Within hours, someone from the Hardee County Sheriff’s Office showed up at her house.
He said, “‘Your baby is dead.’ And I said, ‘I’m sorry, what? I know Ezra’s dead. Why are you here, like what — what is this?’ ‘No Kaila, your baby is dead.’”
“You couldn’t fathom it happening twice,” Drew said. “Somebody has to answer for that.”
“There’s no winners here”
“Because somebody dies doesn’t necessarily mean that somebody has to pay,” said William Fletcher, the attorney representing Nix. “This obviously was an accident and the question was — is it culpable negligence?”
Fletcher said that Nix will not be making any public statements.
“Tracey loves her daughter and her son-in-law and all of her children and her grandchildren,” Fletcher said, adding that she is “totally devastated” by their deaths.
Fletcher said he chose to take on the case because it was so incredible.
“I couldn’t conceive — as a parent when my child was growing up, I always worried. I mean, I was almost obsessed that something would happen. How anybody handles that, I don’t know. And I know that mom here has two children to have to deal with, and I just — I can’t conceive of the pain,” Fletcher said.
He continued, “I got a couple grandkids and you feel the same way about your grandkids, so the parents are hurting, but the grandparents are hurting too. So there’s no winners here. Certainly no winners. Everybody, I mean, it’s just total devastation. Terrible situation. And so I met them, saw how good of people they are, they’re very fine people, and decided I’d take it.”
Fletcher said he has never dealt with a case like this in any way.
“I know you’ve heard sometimes people have been struck by lightning two different times. And that’s the way I look at this case,” he said.
Fletcher said the jury should focus on the facts of this one case.
“Looking at what really happened, as far as Uriel, the baby girl,” Fletcher said. “And deciding, is this culpable negligence?”
“I want justice for my son”
Fletcher said if found guilty, Tracey could be sentenced to between 12-30 years in prison.
“If I’m objective — she needs to go to prison. As her daughter, it kills me to say it. As their mother, I demand it,” Kaila said. “I will fight for them.”

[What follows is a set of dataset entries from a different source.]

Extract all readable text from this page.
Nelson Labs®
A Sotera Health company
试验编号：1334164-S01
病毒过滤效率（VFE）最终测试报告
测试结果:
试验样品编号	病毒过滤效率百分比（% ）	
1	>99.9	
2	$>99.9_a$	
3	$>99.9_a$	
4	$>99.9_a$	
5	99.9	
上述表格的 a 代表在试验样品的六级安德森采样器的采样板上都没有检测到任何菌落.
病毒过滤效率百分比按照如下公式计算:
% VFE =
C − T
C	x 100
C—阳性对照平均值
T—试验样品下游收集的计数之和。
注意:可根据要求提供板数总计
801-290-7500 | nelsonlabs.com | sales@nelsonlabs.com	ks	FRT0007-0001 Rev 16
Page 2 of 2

Drew said the whole reason they’re sharing their story is that they want justice.
“I want justice for my son. I want justice because he didn’t get that. And now I got to sit here and expose this. That way, I don’t let what happened to my son happen with my daughter. And just get off scot-free because I couldn’t live with that as a parent,” Drew said.
Kaila said she would want Ezra and Uriel to know that they loved them and “that we’re sorry. Because they were beautiful children and they were taken by someone that we believed was worthy of trust.”